Transparent accounting goes a long way with some people, including me. A body of content like Stack Overflow may produce piles of money, or none, and it’s impossible to tell which from looking at it. But if I had an income statement to look at, I could be more confident in my decisions about whether to write content for free.

(this assumes there is no other value to me in writing content, which obviously isn’t really true for my SO example.)

Most people wouldn’t want to publish their budgets. I probably should have addressed this comment “Hey Joel” because he may be more opposed to the idea. But if you do it I’d love to see what happens.


#37

Well, then why on Earth is anyone posting comments for this article since the comments are creative works being given away for free to the website?!? OMG, you’re inciting us to comment on the article and taking advantage of us!1!one!1!

Those so-called share cropping websites provide a service in exchange for the user’s efforts, even if it is something as basic as providing free hosting for the user’s content. I’ve uploaded song titles to CDDB because I was hoping that the next time I wanted to look up a CD, the song names and information would be there and it felt like a fair trade.
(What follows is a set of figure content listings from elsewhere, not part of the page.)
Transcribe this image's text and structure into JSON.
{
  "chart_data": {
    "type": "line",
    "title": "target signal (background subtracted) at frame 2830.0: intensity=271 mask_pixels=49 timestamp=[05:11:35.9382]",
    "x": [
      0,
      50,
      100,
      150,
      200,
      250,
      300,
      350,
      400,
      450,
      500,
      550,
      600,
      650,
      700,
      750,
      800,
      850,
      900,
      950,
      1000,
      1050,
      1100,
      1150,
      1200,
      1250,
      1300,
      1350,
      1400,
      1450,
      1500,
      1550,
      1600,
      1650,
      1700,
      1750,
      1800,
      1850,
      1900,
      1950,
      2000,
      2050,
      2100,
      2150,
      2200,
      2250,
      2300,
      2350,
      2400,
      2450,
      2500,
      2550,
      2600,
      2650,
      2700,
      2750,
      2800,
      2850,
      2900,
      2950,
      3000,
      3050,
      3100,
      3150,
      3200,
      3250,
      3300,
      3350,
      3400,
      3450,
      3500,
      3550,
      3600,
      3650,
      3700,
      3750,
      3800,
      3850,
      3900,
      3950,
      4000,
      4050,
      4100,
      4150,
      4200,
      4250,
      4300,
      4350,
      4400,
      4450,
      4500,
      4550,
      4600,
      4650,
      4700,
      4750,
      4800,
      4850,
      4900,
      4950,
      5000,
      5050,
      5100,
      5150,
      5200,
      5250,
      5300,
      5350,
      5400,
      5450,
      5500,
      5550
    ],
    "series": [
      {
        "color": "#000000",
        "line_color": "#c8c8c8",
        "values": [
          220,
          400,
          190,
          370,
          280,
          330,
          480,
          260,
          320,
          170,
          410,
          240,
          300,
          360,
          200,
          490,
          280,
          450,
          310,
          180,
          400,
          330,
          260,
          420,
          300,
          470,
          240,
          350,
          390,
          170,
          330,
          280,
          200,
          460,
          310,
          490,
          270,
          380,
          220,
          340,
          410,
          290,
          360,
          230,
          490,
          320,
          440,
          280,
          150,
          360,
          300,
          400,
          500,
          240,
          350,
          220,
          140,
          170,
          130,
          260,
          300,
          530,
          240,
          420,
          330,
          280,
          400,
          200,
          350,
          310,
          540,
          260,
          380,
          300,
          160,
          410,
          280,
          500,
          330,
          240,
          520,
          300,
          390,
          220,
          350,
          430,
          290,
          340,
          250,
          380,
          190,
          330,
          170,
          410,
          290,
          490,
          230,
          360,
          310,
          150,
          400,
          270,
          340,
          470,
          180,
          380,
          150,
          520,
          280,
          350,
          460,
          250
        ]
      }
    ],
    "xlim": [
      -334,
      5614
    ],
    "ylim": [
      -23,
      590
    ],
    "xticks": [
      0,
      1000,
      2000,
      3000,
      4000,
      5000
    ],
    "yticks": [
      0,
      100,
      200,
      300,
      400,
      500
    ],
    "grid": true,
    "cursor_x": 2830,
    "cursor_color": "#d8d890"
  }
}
Simply put, effort does not have to be converted directly into money for an exchange to be fair.


#38

The useful information I’ve gleaned from SO is plenty of payment for any contributions I’ve made. I’m just glad that all that content is under CC license and is indexed by Google for easy access. It’s about getting things done, right?


#39

Facebook is pure evil!


#40

Is your content attributed to you, or is it part of a communal pool?
What rights do you have for the content you’ve contributed?

I assume you’re being ironic urging us to ask these questions, when your own site doesn’t provide an EULA for contributors, only the CC for consumers.